No final do corredor Jim avistou Hela parada a olhar para eles. Um guarda jovem de cabelos castanhos claros estava ao lado dela e tagarelava, gesticulando animadamente, mas ela parecia não dar muita atenção. James trincou os dentes com raiva e a amargura tomou conta de si o deixando cego.
— Sabe, Aredhel... — prosseguiu ainda com os olhos em Hela que seguia adiante, sumindo no corredor na companhia do soldado. — Acho melhor nos afastarmos por um tempo. Nossa amizade e proximidade só nos trouxe problemas ultimamente — passou as mãos pelos olhos. — Primeiro o ciúme doentio de Loki, depois Hela... — suspirou. — E agora que sua filha não me quer mais, creio que Loki não me dará trégua. Talvez todo esse pesadelo recomece e...
James parou e voltou os olhos para ela. Aredhel soluçava desconsoladamente. Olhou longamente para a amiga e ergueu a cabeça, fitando o teto dourado do palácio. Um nó se formou em sua garganta e toda a frustração que sentia escapou de seus lábios em forma de desabafo.
— Deus, como eu queria que vocês duas fossem fisicamente diferentes! — ele soluçou — Só pode ser uma maldição! Um castigo! Maldito o dia em que conheci...

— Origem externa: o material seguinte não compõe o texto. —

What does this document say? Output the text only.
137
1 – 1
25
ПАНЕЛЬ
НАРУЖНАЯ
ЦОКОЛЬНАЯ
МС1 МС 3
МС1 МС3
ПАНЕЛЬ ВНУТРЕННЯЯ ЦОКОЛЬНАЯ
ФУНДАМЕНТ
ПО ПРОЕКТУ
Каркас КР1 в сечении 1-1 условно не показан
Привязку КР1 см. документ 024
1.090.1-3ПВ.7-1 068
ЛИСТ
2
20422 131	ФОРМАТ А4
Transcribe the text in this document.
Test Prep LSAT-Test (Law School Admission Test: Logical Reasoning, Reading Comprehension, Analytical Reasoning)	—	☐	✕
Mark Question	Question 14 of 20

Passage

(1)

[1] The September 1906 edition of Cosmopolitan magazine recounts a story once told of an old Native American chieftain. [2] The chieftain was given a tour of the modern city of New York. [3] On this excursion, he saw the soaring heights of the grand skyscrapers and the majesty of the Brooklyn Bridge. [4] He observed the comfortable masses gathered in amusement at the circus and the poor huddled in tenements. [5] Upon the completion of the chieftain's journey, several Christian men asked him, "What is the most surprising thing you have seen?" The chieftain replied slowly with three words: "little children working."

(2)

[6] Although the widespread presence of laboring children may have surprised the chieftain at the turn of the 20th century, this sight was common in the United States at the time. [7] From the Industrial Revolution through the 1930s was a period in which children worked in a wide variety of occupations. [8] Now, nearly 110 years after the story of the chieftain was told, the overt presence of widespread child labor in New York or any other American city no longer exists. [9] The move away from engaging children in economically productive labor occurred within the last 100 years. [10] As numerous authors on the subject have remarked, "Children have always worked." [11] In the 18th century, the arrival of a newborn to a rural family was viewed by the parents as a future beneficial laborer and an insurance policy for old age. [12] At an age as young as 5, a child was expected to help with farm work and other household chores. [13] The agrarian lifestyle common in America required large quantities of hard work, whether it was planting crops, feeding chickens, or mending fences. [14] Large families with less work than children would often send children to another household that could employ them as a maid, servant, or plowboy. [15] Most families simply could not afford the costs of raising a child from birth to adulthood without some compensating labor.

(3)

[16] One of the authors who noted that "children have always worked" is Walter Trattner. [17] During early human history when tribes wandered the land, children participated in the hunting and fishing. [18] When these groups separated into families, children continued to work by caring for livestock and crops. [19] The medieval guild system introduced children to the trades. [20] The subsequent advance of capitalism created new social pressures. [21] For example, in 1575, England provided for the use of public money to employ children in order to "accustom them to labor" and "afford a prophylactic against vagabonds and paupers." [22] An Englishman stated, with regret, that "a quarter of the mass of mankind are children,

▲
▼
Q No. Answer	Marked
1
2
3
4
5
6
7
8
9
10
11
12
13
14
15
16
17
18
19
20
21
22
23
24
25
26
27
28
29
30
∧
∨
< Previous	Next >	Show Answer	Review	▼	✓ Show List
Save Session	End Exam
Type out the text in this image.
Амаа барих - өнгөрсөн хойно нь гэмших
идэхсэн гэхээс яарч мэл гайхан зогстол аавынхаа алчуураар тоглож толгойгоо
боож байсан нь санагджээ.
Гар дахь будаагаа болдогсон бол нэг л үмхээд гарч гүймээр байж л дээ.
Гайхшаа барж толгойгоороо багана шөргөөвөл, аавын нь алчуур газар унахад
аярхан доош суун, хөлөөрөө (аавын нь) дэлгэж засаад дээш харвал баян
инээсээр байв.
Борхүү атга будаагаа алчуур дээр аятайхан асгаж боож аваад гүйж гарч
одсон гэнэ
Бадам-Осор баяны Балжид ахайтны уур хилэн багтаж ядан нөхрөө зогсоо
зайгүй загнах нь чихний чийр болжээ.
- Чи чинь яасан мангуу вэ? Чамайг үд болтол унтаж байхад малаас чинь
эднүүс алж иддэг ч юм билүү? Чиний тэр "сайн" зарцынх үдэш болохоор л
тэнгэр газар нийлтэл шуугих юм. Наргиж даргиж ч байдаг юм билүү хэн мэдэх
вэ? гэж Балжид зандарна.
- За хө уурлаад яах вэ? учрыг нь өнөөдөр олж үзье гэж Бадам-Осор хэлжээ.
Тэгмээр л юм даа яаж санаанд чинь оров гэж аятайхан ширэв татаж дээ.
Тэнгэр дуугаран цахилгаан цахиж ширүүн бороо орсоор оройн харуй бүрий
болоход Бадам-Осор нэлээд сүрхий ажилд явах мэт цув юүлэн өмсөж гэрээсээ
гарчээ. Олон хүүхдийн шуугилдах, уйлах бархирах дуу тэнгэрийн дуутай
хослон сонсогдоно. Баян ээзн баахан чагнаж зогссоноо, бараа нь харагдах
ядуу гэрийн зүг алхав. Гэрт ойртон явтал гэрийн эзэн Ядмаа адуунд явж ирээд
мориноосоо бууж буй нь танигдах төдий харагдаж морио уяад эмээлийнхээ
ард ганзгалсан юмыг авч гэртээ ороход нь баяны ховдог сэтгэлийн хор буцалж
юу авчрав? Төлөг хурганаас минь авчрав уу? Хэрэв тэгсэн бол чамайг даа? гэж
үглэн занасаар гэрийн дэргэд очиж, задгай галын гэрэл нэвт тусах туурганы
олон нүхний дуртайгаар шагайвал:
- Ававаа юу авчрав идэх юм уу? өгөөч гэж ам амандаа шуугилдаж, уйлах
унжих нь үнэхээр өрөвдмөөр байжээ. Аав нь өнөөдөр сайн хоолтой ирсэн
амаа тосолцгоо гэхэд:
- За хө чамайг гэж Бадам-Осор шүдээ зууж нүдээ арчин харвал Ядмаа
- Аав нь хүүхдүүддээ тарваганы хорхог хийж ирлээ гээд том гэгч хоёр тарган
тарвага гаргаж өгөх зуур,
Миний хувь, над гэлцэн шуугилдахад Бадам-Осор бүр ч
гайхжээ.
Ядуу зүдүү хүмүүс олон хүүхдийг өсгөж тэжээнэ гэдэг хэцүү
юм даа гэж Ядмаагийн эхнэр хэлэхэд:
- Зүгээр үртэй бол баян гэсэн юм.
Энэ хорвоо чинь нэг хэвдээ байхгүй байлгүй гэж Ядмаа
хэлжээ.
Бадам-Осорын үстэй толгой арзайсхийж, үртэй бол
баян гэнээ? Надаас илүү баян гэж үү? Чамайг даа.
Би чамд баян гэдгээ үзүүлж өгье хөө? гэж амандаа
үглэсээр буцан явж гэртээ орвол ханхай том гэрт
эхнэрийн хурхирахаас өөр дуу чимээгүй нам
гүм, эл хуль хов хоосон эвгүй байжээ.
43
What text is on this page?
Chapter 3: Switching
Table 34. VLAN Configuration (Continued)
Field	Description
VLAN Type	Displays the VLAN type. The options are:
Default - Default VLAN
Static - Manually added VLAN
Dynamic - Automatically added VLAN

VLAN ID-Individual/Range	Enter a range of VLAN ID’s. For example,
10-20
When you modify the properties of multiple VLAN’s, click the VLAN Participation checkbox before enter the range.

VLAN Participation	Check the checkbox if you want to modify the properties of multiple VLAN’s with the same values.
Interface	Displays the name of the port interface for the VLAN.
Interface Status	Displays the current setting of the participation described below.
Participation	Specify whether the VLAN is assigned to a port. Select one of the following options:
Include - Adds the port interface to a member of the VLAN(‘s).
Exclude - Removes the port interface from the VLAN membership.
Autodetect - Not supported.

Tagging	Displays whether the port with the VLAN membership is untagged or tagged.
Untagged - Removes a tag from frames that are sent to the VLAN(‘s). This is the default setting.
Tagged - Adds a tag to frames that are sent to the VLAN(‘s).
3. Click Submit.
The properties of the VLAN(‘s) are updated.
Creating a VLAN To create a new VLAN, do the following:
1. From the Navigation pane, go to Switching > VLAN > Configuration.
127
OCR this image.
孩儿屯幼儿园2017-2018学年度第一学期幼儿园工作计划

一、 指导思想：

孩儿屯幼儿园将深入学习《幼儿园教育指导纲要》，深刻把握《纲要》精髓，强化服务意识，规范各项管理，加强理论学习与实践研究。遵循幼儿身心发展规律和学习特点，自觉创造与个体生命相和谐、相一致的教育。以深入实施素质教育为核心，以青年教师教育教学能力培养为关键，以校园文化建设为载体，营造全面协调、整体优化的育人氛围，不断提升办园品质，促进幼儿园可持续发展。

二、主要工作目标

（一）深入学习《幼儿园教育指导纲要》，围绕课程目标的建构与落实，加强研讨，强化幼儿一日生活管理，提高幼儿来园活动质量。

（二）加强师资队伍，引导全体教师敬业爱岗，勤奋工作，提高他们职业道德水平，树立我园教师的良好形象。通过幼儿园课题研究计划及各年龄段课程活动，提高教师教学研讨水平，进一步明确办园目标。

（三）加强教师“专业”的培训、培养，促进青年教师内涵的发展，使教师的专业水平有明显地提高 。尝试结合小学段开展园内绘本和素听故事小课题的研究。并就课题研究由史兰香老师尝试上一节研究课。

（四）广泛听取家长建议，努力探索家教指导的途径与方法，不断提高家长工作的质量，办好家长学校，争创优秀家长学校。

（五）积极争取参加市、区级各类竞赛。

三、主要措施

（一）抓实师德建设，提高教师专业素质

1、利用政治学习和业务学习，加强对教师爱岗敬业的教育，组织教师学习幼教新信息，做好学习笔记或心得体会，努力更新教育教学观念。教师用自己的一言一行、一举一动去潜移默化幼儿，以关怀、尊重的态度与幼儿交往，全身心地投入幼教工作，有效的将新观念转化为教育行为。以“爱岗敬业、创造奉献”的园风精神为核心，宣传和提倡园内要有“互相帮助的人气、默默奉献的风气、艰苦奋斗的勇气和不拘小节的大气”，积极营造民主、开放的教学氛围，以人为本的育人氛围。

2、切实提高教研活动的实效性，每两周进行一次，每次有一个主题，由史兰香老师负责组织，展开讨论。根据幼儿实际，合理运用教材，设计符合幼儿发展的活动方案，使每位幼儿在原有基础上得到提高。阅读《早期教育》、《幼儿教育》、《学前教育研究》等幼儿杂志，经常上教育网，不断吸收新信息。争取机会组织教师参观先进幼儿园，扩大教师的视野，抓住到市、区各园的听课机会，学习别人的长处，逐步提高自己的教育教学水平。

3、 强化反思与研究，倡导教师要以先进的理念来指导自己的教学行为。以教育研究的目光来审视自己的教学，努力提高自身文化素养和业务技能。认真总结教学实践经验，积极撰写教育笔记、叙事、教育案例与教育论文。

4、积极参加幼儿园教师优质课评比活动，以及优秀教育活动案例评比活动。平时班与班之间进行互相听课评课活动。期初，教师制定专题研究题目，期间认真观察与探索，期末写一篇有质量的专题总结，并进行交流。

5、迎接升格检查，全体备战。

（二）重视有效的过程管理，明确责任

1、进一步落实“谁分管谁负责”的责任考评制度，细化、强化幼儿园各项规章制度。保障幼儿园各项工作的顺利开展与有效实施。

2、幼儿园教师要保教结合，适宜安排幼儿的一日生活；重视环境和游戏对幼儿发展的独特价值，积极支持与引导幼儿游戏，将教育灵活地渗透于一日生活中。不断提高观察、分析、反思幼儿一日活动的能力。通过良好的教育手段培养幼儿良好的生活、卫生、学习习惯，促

Ele não conseguiu terminar. Jim levou ambas as mãos a boca e manteve o olhar fixo nas linhas das runas que decoravam o teto. Lágrimas desceram por seu rosto. Sabia que não acreditava naquelas palavras que proferira. Não se arrependia de ter conhecido Aredhel e muito menos Hela. Nem mesmo se ressentia de ter sido apaixonado por sua melhor amiga. Fora graças a esse amor que ficara em Asgard, casara com Greta, tivera seus filhos e conhecera o amor de sua vida: Hela. Aquele homem amargurado não era ele. James não se reconhecia. Jamais falaria essas coisas a alguém, muito menos à Aredhel. “O que o amor nos faz fazer? O amor nos torna monstros... Não sou diferente de Loki”, concluiu ele. Percebeu que estava descontando suas frustrações na amiga.
— Aredhel, me perdoe... Eu realmente não quis dizer essas coisas e... — ele baixou os olhos para encará-la, mas ela já não estava lá.
James olhou ao redor e saiu aos tropeços pelo corredor, chamando por ela. Desajeitado por conta da bebida, alcançou as escadas desequilibradamente. Ele escorregou no primeiro degrau, caiu e bateu a cabeça contra a parede, perdendo a consciência. Rápido um servo e um guarda vieram em seu socorro.
Já bem distante dali, seguia Aredhel a passos rápidos. Usando o último fio de racionalidade, ela ficou invisível e, com o rosto banhado em lágrimas, seguiu rumo à saída do palácio.
— Ele não vai tirá-lo de mim... Não vai... Eu só tenho você... Só você... — ela repetia nervosamente enquanto afagava a própria barriga e ouvia os ecos das palavras de Jim em sua cabeça.